Currently, only the all and dops-gpu partitions provide GPU access on machine dops-gpu1. In the configuration script, keep in mind that the whole machine must be used and it is not multi-user, since this GPU cannot be shared under these conditions.

We will create a file named test_gpu.py for demonstration purposes.

Example Code

import tensorflow as tf
from tensorflow.keras import layers, models, datasets

# Requires: pip install tensorflow[and-cuda]==2.15.1

# Do we want to use GPU?
volem_usar_gpu = True

# If we do not want to use the GPU, force CPU execution
if not volem_usar_gpu:
    tf.config.set_visible_devices([], 'GPU')

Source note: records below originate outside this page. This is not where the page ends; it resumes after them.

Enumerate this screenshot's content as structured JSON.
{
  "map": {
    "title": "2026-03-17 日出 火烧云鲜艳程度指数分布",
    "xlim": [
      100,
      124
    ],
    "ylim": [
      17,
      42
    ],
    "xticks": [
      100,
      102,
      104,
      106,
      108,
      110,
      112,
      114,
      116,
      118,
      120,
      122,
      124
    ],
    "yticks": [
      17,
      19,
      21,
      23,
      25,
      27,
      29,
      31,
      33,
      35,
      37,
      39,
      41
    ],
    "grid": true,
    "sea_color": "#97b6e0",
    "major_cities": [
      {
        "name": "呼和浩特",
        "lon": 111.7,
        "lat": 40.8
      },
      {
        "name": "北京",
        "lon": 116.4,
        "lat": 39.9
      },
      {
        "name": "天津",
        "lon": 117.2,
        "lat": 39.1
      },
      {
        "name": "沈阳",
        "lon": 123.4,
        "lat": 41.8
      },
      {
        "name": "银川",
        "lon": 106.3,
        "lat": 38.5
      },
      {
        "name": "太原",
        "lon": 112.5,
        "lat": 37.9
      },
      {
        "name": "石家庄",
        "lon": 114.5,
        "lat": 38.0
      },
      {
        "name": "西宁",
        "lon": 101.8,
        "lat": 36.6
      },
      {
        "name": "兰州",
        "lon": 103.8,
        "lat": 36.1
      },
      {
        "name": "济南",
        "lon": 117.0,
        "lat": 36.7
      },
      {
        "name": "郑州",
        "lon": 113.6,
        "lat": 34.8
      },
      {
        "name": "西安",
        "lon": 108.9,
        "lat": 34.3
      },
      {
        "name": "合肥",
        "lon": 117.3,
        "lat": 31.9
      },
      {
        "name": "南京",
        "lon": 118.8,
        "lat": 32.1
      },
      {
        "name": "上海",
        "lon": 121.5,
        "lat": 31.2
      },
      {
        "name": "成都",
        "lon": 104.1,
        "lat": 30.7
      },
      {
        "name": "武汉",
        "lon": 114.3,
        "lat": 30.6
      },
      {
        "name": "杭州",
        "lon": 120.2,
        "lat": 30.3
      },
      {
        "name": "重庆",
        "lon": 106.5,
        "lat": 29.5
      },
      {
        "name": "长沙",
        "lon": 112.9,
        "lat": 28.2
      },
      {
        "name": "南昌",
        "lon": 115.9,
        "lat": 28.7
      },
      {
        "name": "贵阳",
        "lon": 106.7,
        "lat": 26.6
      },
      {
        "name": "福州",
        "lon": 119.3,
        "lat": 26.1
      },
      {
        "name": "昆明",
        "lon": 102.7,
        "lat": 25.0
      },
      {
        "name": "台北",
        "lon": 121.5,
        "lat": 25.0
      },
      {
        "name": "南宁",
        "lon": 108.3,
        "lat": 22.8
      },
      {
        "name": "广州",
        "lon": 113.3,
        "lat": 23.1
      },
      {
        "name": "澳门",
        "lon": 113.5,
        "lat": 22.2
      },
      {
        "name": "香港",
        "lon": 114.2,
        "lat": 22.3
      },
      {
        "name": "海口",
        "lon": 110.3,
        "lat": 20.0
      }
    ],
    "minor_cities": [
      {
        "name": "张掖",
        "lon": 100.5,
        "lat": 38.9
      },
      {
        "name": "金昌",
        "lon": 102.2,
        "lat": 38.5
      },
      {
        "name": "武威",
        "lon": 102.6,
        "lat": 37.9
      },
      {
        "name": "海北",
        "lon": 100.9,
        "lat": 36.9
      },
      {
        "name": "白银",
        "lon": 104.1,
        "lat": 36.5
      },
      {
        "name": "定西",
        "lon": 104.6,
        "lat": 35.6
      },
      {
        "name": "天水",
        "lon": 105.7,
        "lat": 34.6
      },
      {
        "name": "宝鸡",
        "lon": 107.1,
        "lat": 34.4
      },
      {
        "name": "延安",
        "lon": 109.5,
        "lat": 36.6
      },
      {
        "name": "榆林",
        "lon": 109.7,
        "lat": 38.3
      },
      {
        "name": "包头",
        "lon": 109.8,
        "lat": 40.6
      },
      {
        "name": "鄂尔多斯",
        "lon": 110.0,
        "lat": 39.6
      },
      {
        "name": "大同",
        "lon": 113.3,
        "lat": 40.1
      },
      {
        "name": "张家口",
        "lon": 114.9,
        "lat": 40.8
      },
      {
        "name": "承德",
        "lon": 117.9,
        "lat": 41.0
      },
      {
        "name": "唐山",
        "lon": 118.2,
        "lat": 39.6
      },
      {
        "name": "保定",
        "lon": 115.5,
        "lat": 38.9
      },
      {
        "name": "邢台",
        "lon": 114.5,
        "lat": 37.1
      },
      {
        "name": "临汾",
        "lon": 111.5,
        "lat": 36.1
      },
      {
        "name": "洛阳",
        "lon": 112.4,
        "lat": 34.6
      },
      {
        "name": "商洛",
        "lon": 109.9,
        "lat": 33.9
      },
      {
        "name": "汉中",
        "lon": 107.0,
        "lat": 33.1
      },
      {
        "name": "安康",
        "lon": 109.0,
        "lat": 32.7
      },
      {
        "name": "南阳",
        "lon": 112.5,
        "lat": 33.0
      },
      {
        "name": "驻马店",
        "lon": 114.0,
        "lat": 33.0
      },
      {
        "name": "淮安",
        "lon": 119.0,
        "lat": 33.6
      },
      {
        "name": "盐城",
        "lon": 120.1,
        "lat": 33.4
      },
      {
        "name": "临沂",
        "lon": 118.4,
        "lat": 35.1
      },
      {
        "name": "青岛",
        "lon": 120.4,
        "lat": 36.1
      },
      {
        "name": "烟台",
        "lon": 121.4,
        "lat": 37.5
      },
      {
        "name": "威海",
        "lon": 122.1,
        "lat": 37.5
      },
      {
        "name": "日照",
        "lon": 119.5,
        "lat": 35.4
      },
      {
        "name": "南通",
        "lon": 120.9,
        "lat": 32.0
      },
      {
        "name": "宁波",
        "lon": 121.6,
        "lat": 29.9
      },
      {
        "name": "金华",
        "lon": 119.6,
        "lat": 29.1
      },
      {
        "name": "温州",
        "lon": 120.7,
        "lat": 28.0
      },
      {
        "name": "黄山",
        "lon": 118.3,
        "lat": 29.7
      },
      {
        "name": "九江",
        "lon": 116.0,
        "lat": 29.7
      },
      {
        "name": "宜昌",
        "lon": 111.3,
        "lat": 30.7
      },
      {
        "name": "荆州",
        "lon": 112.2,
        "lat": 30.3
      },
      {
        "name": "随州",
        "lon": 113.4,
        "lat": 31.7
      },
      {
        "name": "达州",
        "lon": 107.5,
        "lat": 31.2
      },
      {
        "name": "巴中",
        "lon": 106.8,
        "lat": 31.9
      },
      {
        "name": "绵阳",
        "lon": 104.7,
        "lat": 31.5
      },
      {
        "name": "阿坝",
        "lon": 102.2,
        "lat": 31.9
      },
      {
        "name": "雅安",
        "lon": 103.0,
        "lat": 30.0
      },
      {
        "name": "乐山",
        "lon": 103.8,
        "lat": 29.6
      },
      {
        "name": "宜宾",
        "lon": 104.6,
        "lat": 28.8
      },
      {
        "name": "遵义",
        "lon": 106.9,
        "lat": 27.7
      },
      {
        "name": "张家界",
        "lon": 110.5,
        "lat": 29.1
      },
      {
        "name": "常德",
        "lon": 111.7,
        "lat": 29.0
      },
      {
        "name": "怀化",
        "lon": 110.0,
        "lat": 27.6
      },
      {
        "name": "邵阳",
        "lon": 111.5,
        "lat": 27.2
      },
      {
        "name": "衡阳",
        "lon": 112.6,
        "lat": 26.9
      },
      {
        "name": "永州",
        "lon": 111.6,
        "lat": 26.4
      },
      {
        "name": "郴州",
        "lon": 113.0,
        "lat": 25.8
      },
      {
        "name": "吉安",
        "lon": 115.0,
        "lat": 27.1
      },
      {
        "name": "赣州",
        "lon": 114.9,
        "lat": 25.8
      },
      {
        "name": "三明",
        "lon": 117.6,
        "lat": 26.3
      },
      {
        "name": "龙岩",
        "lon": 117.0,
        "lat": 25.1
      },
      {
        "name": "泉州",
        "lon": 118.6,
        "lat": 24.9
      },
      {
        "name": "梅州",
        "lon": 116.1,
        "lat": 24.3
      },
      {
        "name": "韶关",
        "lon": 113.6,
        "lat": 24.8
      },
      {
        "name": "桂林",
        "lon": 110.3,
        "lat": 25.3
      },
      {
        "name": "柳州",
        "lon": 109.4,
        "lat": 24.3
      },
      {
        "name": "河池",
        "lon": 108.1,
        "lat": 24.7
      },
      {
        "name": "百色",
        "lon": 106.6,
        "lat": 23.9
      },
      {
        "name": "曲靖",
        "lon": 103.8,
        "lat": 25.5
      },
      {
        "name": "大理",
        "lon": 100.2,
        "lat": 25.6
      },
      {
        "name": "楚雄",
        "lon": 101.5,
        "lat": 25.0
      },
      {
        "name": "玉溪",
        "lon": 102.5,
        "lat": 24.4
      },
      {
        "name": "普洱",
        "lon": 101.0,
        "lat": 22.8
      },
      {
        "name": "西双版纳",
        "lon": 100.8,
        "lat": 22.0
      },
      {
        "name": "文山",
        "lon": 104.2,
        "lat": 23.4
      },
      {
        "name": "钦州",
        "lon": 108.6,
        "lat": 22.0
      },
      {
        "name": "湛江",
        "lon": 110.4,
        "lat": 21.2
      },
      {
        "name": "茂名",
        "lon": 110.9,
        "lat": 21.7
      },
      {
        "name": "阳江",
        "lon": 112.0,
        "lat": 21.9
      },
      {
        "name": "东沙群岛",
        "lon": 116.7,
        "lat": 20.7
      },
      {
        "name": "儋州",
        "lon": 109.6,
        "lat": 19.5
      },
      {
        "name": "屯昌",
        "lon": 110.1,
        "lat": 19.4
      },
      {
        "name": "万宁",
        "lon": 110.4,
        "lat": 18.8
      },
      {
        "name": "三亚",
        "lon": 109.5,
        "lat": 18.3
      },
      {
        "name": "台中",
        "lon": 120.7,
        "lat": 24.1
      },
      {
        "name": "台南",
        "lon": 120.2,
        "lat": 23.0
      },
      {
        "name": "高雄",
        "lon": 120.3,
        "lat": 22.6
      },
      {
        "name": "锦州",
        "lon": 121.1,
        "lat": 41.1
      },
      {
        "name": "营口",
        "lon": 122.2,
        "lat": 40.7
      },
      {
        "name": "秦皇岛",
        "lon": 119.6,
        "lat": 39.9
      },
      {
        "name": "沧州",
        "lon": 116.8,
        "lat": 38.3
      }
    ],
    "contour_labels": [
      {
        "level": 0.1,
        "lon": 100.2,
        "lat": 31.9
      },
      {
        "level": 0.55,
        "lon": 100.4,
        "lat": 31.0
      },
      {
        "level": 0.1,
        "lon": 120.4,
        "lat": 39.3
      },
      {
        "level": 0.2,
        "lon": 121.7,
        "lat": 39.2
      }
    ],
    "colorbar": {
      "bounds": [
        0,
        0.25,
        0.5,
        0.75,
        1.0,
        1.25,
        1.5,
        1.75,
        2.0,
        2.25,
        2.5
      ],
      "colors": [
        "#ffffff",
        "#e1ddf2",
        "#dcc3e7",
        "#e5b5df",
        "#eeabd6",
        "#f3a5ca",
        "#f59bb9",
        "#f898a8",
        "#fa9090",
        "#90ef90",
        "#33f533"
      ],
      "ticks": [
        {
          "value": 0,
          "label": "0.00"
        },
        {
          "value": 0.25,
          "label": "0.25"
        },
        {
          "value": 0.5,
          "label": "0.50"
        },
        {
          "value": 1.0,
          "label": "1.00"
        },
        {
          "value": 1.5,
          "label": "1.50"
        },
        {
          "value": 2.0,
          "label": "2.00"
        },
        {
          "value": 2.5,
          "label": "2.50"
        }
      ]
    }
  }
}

# Check and configure available GPUs
gpus = tf.config.list_physical_devices('GPU')

print(gpus)
if gpus:
    try:
        # Configure incremental memory growth
        for gpu in gpus:
            tf.config.experimental.set_memory_growth(gpu, True)
        print("GPUs configured for incremental memory usage.")
    except RuntimeError as e:
        print(e)
else:
    print("No GPU detected, CPU will be used.")

# Load and prepare the MNIST dataset
(train_images, train_labels), (test_images, test_labels) = datasets.mnist.load_data()
train_images = train_images[..., tf.newaxis] / 255.0  # Add a channel for grayscale images
test_images = test_images[..., tf.newaxis] / 255.0

# Define model architecture
model = models.Sequential([
    layers.Conv2D(32, (3, 3), activation='relu', input_shape=(28, 28, 1)),  # First convolution layer
    layers.MaxPooling2D((2, 2)),  # First pooling layer
    layers.Conv2D(64, (3, 3), activation='relu'),  # Second convolution layer
    layers.MaxPooling2D((2, 2)),  # Second pooling layer
    layers.Conv2D(64, (3, 3), activation='relu'),  # Third convolution layer
    layers.Flatten(),  # Flatten features
    layers.Dense(64, activation='relu'),  # Hidden layer with 64 neurons and ReLU activation
    layers.Dense(10)  # Output layer with 10 neurons (one per class), no activation
])

# Compile model
model.compile(optimizer='adam',
            loss=tf.keras.losses.SparseCategoricalCrossentropy(from_logits=True),
            metrics=['accuracy'])

# Train model
history = model.fit(train_images, train_labels, epochs=10, validation_data=(test_images, test_labels))

# Evaluate model
test_loss, test_acc = model.evaluate(test_images, test_labels, verbose=2)
print(f'Test set accuracy: {test_acc}')

Execution

We will create a Python virtual environment named, for example, venv. This step is only required the first time the venv is created; afterwards it can be reused. You need to install TensorFlow: pip install tensorflow[and-cuda]==2.15.1

$ python3 -m venv venv
$ source venv/bin/activate
$ pip install tensorflow[and-cuda]==2.15.1
$ deactivate

We will create a configuration file, for example test_gpu.slurm, containing the execution settings for this GPU script.

VERSION=1.3
JOB_NAME=test_gpu
NAME_OUTPUT=out
PARTITION=dops-gpu
N_TASKS=1
CPUS_PER_TASK=16
MAIL_TYPE=END,FAIL
MAIL_USER=nom.usuari@upc.edu
MEMORY=15000M
BEGIN=now
TIME_LIMIT=23:59:59 # In this example we set a 24h limit
LOG_OUTPUT=log
FORCED_NODES=dops-gpu1 # Very important: force this node
EXCLUDED_NODES=
ROUTE=~/tests/gpu_example
COMMANDS=(

    "hostname" # To know which machine executed the job
    "source $ROUTE/venv/bin/activate"
    "python3 $ROUTE/test_gpu.py"
    "deactivate"
)

We will submit this script from iocex using the following command:

multivac test_gpu.slurm

Once execution is complete, the output of our program will be visible in the same directory where the job was launched.